Kymriah, a cell-based gene therapy, is approved in the United States for the treatment of patients up to 25 years of age with B-cell precursor ALL that is refractory or in second or later relapse.
Kymriah is a genetically-modified autologous T-cell immunotherapy. Each dose of Kymriah is a customized treatment created using an individual patient’s own T-cells, a type of white blood cell known as a lymphocyte. The patient’s T-cells are collected and sent to a manufacturing center where they are genetically modified to include a new gene that contains a specific protein (a chimeric antigen receptor or CAR) that directs the T-cells to target and kill leukemia cells that have a specific antigen (CD19) on the surface.
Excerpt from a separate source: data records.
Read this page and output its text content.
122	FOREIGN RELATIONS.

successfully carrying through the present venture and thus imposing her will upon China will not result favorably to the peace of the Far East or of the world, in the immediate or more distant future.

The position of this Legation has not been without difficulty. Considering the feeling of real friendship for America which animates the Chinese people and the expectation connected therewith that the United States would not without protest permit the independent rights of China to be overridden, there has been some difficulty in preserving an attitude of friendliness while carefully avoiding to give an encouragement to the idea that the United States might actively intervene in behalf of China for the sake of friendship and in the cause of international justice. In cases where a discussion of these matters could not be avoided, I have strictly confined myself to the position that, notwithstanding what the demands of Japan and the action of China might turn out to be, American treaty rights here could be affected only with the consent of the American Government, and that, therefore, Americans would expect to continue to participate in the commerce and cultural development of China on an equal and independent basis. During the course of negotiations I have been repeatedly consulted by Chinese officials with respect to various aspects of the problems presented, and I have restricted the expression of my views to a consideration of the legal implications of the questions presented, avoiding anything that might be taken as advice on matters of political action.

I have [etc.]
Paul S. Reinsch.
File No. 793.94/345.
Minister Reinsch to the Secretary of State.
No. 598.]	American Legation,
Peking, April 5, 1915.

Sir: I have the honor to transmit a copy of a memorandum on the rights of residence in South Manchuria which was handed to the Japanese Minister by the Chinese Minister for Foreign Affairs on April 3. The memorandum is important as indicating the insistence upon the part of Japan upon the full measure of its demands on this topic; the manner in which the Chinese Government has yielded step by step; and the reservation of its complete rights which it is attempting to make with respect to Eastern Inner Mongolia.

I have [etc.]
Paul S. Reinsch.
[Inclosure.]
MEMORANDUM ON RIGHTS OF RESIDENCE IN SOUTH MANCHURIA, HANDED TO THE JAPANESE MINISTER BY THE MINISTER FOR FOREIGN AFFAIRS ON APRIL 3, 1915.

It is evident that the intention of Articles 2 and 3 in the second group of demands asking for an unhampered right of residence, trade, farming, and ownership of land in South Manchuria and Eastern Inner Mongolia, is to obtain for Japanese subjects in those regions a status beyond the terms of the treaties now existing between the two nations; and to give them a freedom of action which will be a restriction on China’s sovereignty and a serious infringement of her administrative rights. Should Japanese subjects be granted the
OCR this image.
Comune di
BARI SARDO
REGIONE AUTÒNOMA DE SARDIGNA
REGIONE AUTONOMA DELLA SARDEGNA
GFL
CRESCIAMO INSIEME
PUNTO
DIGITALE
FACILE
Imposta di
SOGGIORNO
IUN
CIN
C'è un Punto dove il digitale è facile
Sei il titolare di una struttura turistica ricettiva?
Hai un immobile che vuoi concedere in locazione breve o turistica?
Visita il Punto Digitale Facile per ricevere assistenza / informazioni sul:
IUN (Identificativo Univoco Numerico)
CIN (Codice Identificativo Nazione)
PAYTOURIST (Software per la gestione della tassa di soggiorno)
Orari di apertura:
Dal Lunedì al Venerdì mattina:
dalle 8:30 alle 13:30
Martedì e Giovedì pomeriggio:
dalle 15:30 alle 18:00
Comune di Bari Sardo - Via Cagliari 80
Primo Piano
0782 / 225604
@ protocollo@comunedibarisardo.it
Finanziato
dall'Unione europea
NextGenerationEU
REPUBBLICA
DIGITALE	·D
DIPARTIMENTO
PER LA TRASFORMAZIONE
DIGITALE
Once the cells are modified, they are infused back into the patient to kill the cancer cells.
“Kymriah is a first-of-its-kind treatment approach that fills an important unmet need for children and young adults with this serious disease,” said Peter Marks, M.D., Ph.D., director of the FDA’s Center for Biologics Evaluation and Research (CBER). “Not only does Kymriah provide these patients with a new treatment option where very limited options existed, but a treatment option that has shown promising remission and survival rates in clinical trials.”
To further evaluate the long-term safety, Novartis is also required to conduct a post-marketing observational study involving patients treated with Kymriah.